DATA SCIENCE

Our Data Science Team specializes in scientific methods, processes, and data platforms to extract insights from structured or unstructured data. We focus on understanding and analysis of “actual phenomena” associated with data.  Our team employs techniques drawn upon the broad areas of mathematics, statistics, information science, and computer science, especially from the areas of machine learning, classification, cluster analysis, data mining, databases, and visualization.

WE CAN HELP YOU …

  • Conduct Current State Evaluation.  Complete an in-depth assessment of current modeling initiatives and end-to-end data decisioning processes.
  • Make Recommendations.
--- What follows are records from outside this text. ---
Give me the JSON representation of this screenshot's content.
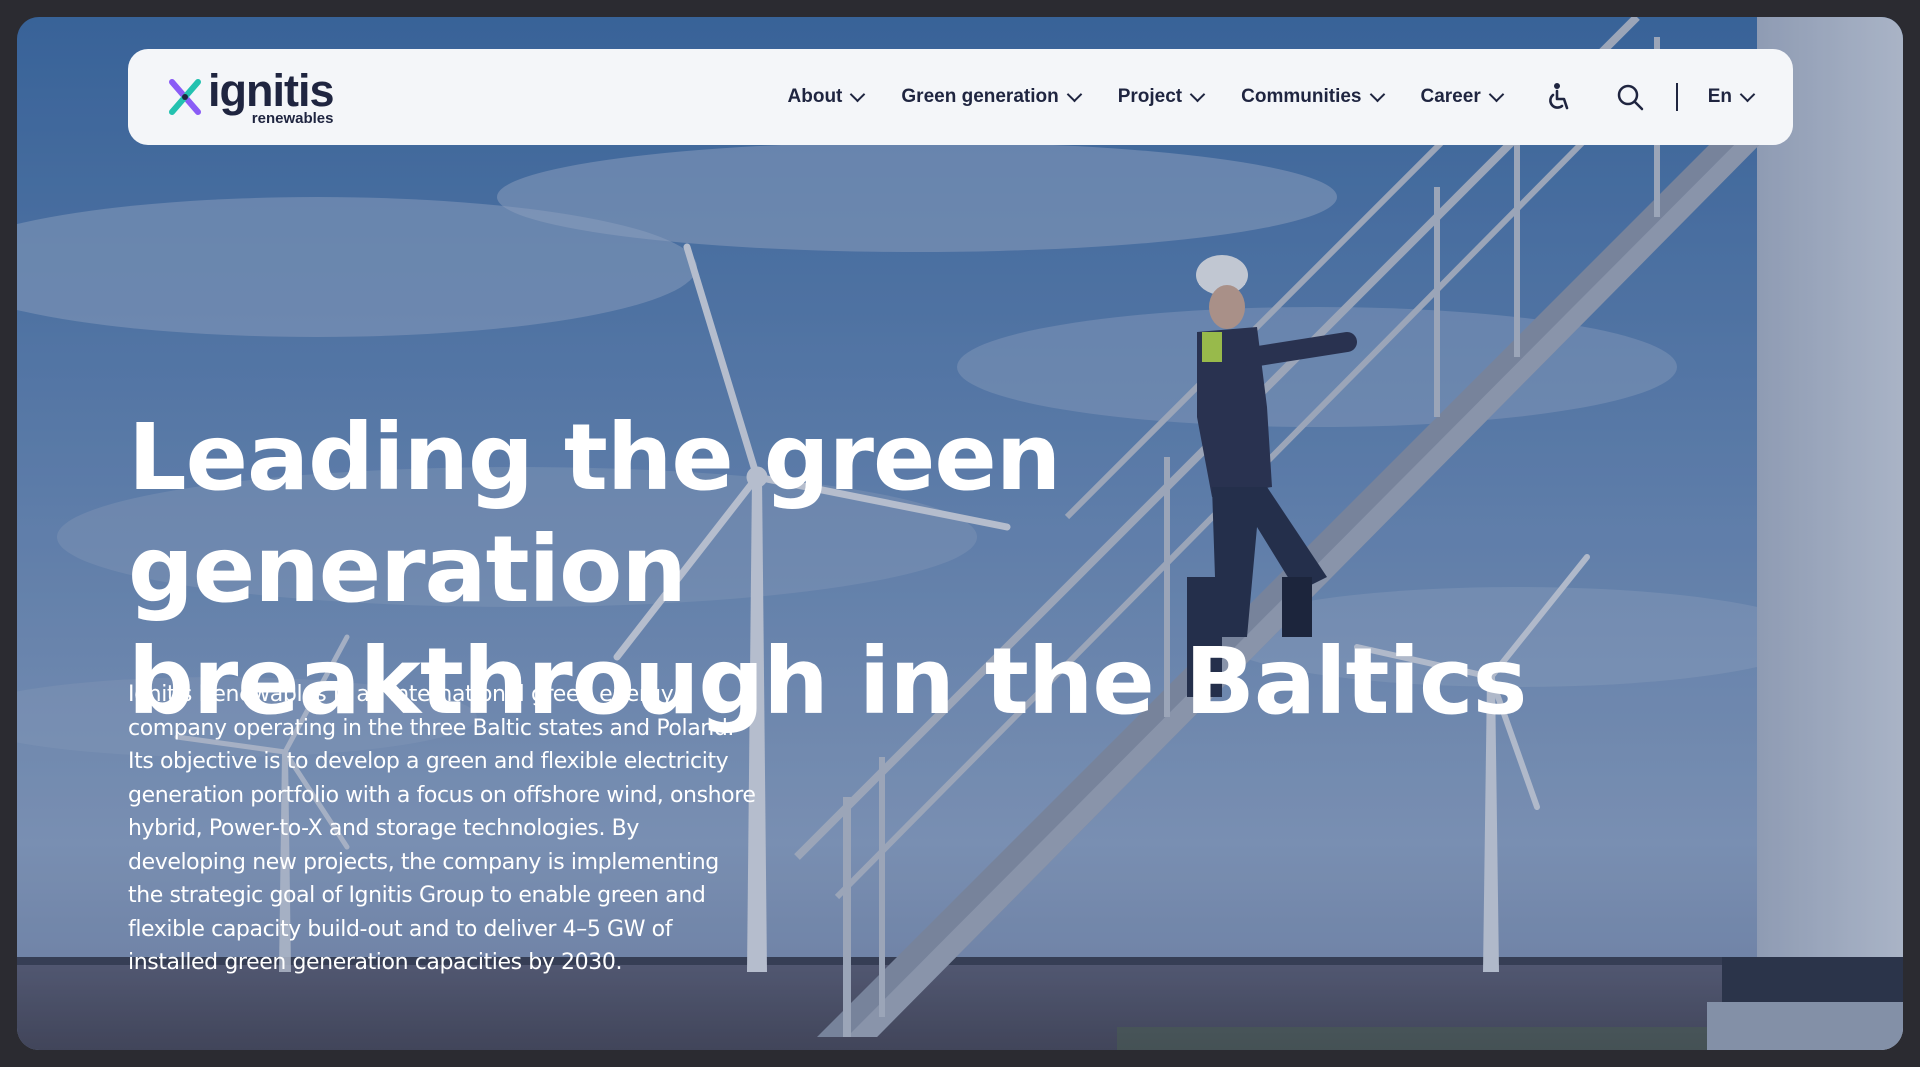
{
  "brand": {
    "name": "ignitis",
    "subtitle": "renewables"
  },
  "nav": {
    "items": [
      {
        "label": "About"
      },
      {
        "label": "Green generation"
      },
      {
        "label": "Project"
      },
      {
        "label": "Communities"
      },
      {
        "label": "Career"
      }
    ],
    "accessibility_icon": "accessibility-icon",
    "search_icon": "search-icon",
    "language": "En"
  },
  "hero": {
    "headline_line1": "Leading the green generation",
    "headline_line2": "breakthrough in the Baltics",
    "description": "Ignitis Renewables is an international green energy company operating in the three Baltic states and Poland. Its objective is to develop a green and flexible electricity generation portfolio with a focus on offshore wind, onshore hybrid, Power-to-X and storage technologies. By developing new projects, the company is implementing the strategic goal of Ignitis Group to enable green and flexible capacity build-out and to deliver 4–5 GW of installed green generation capacities by 2030."
  },
  "colors": {
    "brand_dark": "#1f2540",
    "logo_teal": "#23c2b0",
    "logo_purple": "#8a5cf6",
    "sky_overlay": "#3d5f8c"
  }
}
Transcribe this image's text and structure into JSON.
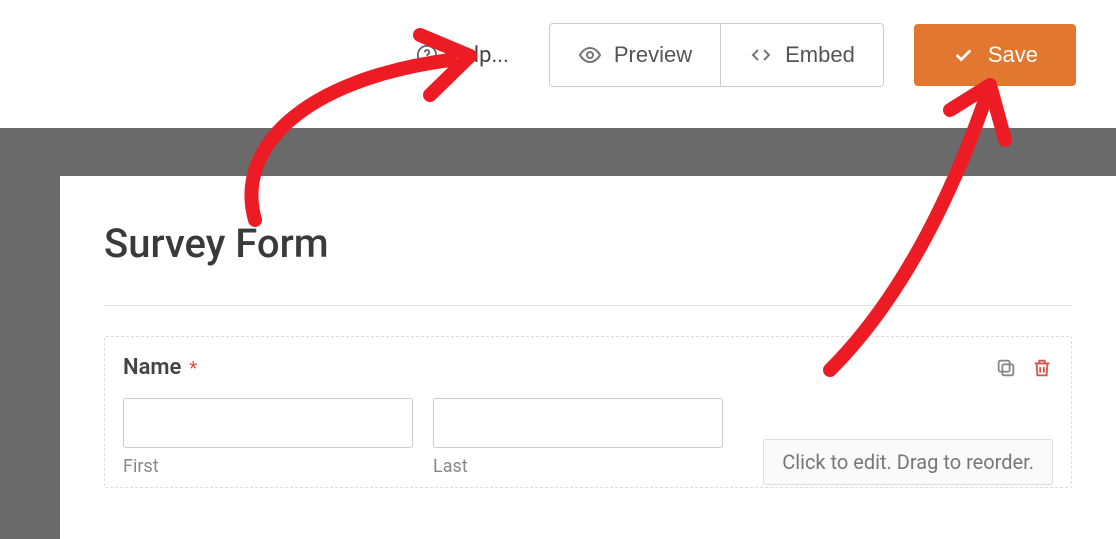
{
  "toolbar": {
    "help_label": "Help...",
    "preview_label": "Preview",
    "embed_label": "Embed",
    "save_label": "Save"
  },
  "form": {
    "title": "Survey Form",
    "name_field": {
      "label": "Name",
      "required_marker": "*",
      "first_value": "",
      "first_sublabel": "First",
      "last_value": "",
      "last_sublabel": "Last"
    },
    "hint_text": "Click to edit. Drag to reorder."
  },
  "colors": {
    "accent": "#e27730",
    "danger": "#d9534f"
  }
}
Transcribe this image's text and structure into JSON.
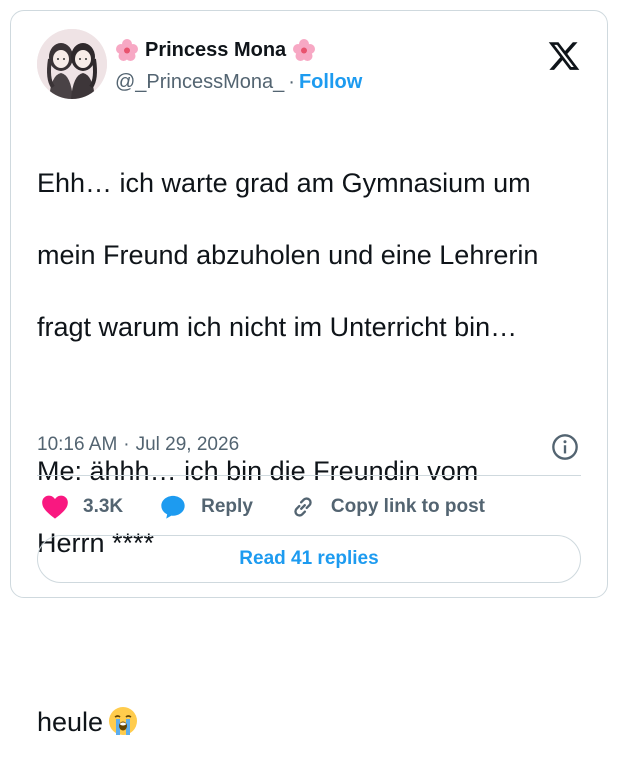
{
  "author": {
    "display_name": "Princess Mona",
    "handle": "@_PrincessMona_",
    "separator": "·",
    "follow_label": "Follow"
  },
  "tweet": {
    "lines_para1": [
      "Ehh… ich warte grad am Gymnasium um",
      "mein Freund abzuholen und eine Lehrerin",
      "fragt warum ich nicht im Unterricht bin…"
    ],
    "lines_para2": [
      "Me: ähhh… ich bin die Freundin vom",
      "Herrn ****"
    ],
    "para3": "heule",
    "time": "10:16 AM",
    "meta_separator": "·",
    "date": "Jul 29, 2026"
  },
  "actions": {
    "likes_count": "3.3K",
    "reply_label": "Reply",
    "copy_link_label": "Copy link to post"
  },
  "read_replies_label": "Read 41 replies",
  "colors": {
    "accent": "#1d9bf0",
    "like": "#f91880",
    "secondary_text": "#536471",
    "border": "#cfd9de"
  },
  "icons": [
    "flower-emoji-icon",
    "x-logo-icon",
    "crying-face-emoji-icon",
    "info-icon",
    "heart-icon",
    "reply-bubble-icon",
    "link-icon"
  ]
}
Provide recommendations that can effectively enhance data capturing processes; identify steps to improve data modeling and mitigate risk, and suggested practices to optimize speed of data driven decision making.
  • Prioritize. Determine the appropriate allocation of scarce data science resources to achieve key business goals and objectives.
  • Execute. Provide highly skilled data science resources to assist with the implementation of recommendations. Options include a team of onshore or a blend of onshore and offshore data scientists.

CASE SUMMARY 1

DecisivEdge Principals led the development of a credit underwriting model for a Fortune 500 financial services company. The new credit strategy  modeled solution resulted in the automation of a personal loan credit underwriting process. Our auto-decisioning solution significantly reduced manual credit review costs and increased both the speed and capacity to process time sensitive credit applications.

CASE SUMMARY 2 

DecisivEdge Principals developed a suite of marketing acquisition models for a Fortune 500 financial services company that enabled targeted messaging to a selected customer segments. The models significantly improved target marketing campaign performance.

CASE SUMMARY 3

DecisivEdge Principals led the development of an attrition model for a Fortune 500 global ‎document solutions and services company. The model enabled the business to identify high risk accounts. Along with the attrition model, a communication strategy was developed to trigger “red-alert” messages to the sales force for  target prospects  and cross selling to existing customers.

CASE SUMMARY 4

DecisivEdge Principals designed a customer segmentation model for a Fortune 500  healthcare insurance company. The model supported the design of a new product for the direct to consumer sales channel. This product was successfully launched both on and off the healthcare exchanges.